5 réflexions sur « Rhubarbe et séné (sur un défunt ministère) »

  1. Et que faudrait-il faire ?
    Chercher un protecteur puissant, prendre un patron,
    Et comme un lierre obscur qui circonvient un tronc
    Et s’en fait un tuteur en lui léchant l’écorce,
    Grimper par ruse au lieu de s’élever par force ?
    Non, merci ! Dédier, comme tous ils le font,
    Des vers aux financiers ? se changer en bouffon
    Dans l’espoir vil de voir, aux lèvres d’un ministre,
    Naître un sourire, enfin, qui ne soit pas sinistre ?
    Non, merci ! Déjeuner, chaque jour, d’un crapaud ?
    Avoir un ventre usé par la marche ? une peau
    Qui plus vite, à l’endroit des genoux, devient sale ?
    Exécuter des tours de souplesse dorsale ?…
    Non, merci ! D’une main flatter la chèvre au cou
    Cependant que, de l’autre, on arrose le chou,
    Et donneur de séné par désir de rhubarbe,
    Avoir son encensoir, toujours, dans quelque barbe ?
    Non, merci ! Se pousser de giron en giron,
    Devenir un petit grand homme dans un rond,
    Et naviguer, avec des madrigaux pour rames,
    Et dans ses voiles des soupirs de vieilles dames ?
    Non, merci ! Chez le bon éditeur de Sercy
    Faire éditer ses vers en payant ? Non, merci !
    S’aller faire nommer pape par les conciles
    Que dans des cabarets tiennent des imbéciles ?
    Non, merci ! Travailler à se construire un nom
    Sur un sonnet, au lieu d’en faire d’autres ? Non,
    Merci ! Ne découvrir du talent qu’aux mazettes ?
    Être terrorisé par de vagues gazettes,
    Et se dire sans cesse : « Oh ! pourvu que je sois
    Dans les petits papiers du Mercure François » ?…
    Non, merci ! Calculer, avoir peur, être blême,
    Préférer faire une visite qu’un poème,
    Rédiger des placets, se faire présenter ?
    Non, merci ! non, merci ! non, merci ! Mais… chanter,
    Rêver, rire, passer, être seul, être libre,
    Avoir l’œil qui regarde bien, la voix qui vibre,
    Mettre, quand il vous plaît, son feutre de travers,
    Pour un oui, pour un non, se battre, – ou faire un vers !
    Travailler sans souci de gloire ou de fortune,
    À tel voyage, auquel on pense, dans la lune !
    N’écrire jamais rien qui de soi ne sortît,
    Et modeste d’ailleurs, se dire : mon petit,
    Sois satisfait des fleurs, des fruits, même des feuilles,
    Si c’est dans ton jardin à toi que tu les cueilles !
    Puis, s’il advient d’un peu triompher, par hasard,
    Ne pas être obligé d’en rien rendre à César,
    Vis-à-vis de soi-même en garder le mérite,
    Bref, dédaignant d’être le lierre parasite,
    Lors même qu’on n’est pas le chêne ou le tilleul,
    Ne pas monter bien haut, peut-être, mais tout seul !
    tttttt, Fabrice . comme si tout le monde voulait jouer cyranno………..

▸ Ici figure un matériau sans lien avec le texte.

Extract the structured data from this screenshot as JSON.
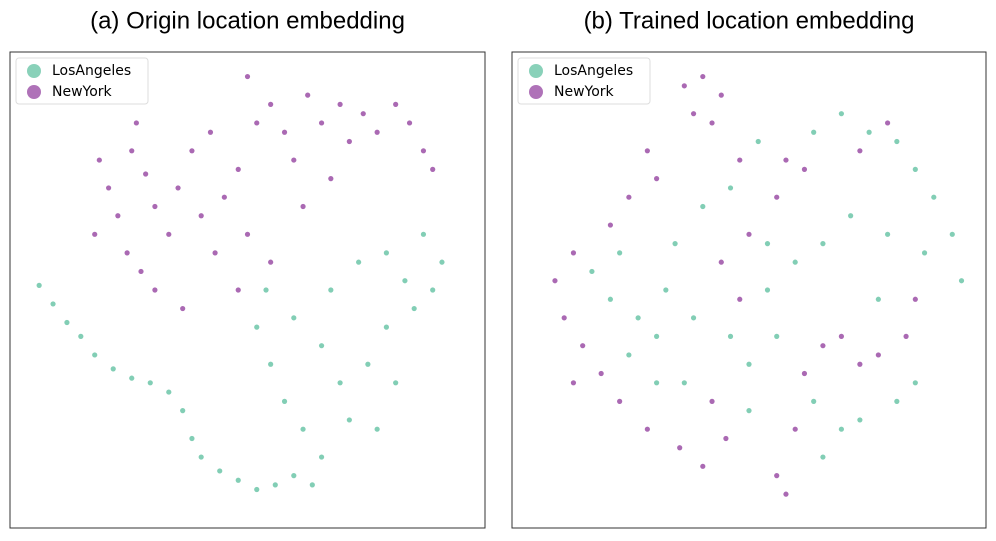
{
  "chart_data": [
    {
      "type": "scatter",
      "title": "(a) Origin location embedding",
      "xlim": [
        0,
        100
      ],
      "ylim": [
        0,
        100
      ],
      "legend": "upper left",
      "series": [
        {
          "name": "LosAngeles",
          "color": "#6cc5a8",
          "x": [
            5,
            8,
            11,
            14,
            17,
            21,
            25,
            29,
            33,
            36,
            38,
            40,
            44,
            48,
            52,
            56,
            60,
            64,
            66,
            62,
            58,
            55,
            52,
            54,
            60,
            66,
            70,
            72,
            68,
            74,
            80,
            84,
            86,
            90,
            92,
            88,
            80,
            76,
            82,
            78
          ],
          "y": [
            51,
            47,
            43,
            40,
            36,
            33,
            31,
            30,
            28,
            24,
            18,
            14,
            11,
            9,
            7,
            8,
            10,
            8,
            14,
            20,
            26,
            34,
            42,
            50,
            44,
            38,
            30,
            22,
            50,
            56,
            58,
            52,
            46,
            50,
            56,
            62,
            42,
            34,
            30,
            20
          ]
        },
        {
          "name": "NewYork",
          "color": "#9b4fa6",
          "x": [
            18,
            20,
            22,
            17,
            25,
            28,
            30,
            24,
            33,
            35,
            38,
            40,
            43,
            30,
            36,
            45,
            48,
            50,
            52,
            55,
            58,
            60,
            63,
            66,
            70,
            72,
            75,
            78,
            82,
            85,
            88,
            90,
            48,
            55,
            62,
            68,
            26,
            42,
            50,
            27
          ],
          "y": [
            78,
            72,
            66,
            62,
            80,
            75,
            68,
            58,
            62,
            72,
            80,
            66,
            58,
            50,
            46,
            70,
            76,
            62,
            86,
            90,
            84,
            78,
            92,
            86,
            90,
            82,
            88,
            84,
            90,
            86,
            80,
            76,
            50,
            56,
            68,
            74,
            86,
            84,
            96,
            54
          ]
        }
      ]
    },
    {
      "type": "scatter",
      "title": "(b) Trained location embedding",
      "xlim": [
        0,
        100
      ],
      "ylim": [
        0,
        100
      ],
      "legend": "upper left",
      "series": [
        {
          "name": "LosAngeles",
          "color": "#6cc5a8",
          "x": [
            64,
            70,
            76,
            82,
            86,
            90,
            94,
            96,
            88,
            80,
            72,
            66,
            60,
            54,
            56,
            50,
            46,
            38,
            32,
            30,
            26,
            20,
            16,
            22,
            34,
            40,
            46,
            52,
            24,
            30,
            36,
            50,
            64,
            70,
            66,
            74,
            82,
            78,
            86,
            54
          ],
          "y": [
            84,
            88,
            84,
            82,
            76,
            70,
            62,
            52,
            58,
            62,
            66,
            60,
            56,
            50,
            40,
            34,
            40,
            44,
            50,
            40,
            44,
            48,
            54,
            58,
            60,
            68,
            72,
            82,
            36,
            30,
            30,
            24,
            26,
            20,
            14,
            22,
            26,
            48,
            30,
            60
          ]
        },
        {
          "name": "NewYork",
          "color": "#9b4fa6",
          "x": [
            36,
            40,
            44,
            38,
            42,
            28,
            30,
            24,
            20,
            12,
            8,
            10,
            14,
            18,
            12,
            22,
            28,
            35,
            40,
            45,
            42,
            56,
            58,
            60,
            62,
            66,
            70,
            74,
            78,
            84,
            86,
            48,
            44,
            50,
            56,
            58,
            62,
            48,
            74,
            80
          ],
          "y": [
            94,
            96,
            92,
            88,
            86,
            80,
            74,
            70,
            64,
            58,
            52,
            44,
            38,
            32,
            30,
            26,
            20,
            16,
            12,
            18,
            26,
            10,
            6,
            20,
            32,
            38,
            40,
            34,
            36,
            40,
            48,
            48,
            56,
            62,
            70,
            78,
            76,
            78,
            80,
            86
          ]
        }
      ]
    }
  ]
}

  2. Ah là là ! Mais quel bonheur de connaître ce blog, d’une telle qualité…
    Merci Bénédicte. J’ai beau aimé et connaître (visiblement pas tant que ça) Cyrano, je n’avais pas saisi la référence. Et quelle référence !
    Un peu pressé par le temps pour l’instant, donc je m’en tiens là pour l’heure, mais fallait que ça sorte. Et il n’y avait vraiment aucune raison de se retenir…

  3. magnifique. Si ce n’est que je n’ai pas l’impression qu’il faille en changer une lettre aujourd’hui, on pourrait au contraire rajouter des lignes et des lignes sur les bassesses humaines, celle des puissants surtout. je fais partie de celles qui ne savaient pas pour le ministère de l’écologie. Je sais que, dans le même genre, beaucoup de DRAC vont disparaître entre autre rationalisations. On ne se plaindra pas de la disparition de structures inéfficaces, mais on voudrait sentir quelque chose venir qui donne de l’espoir. On a du boulot.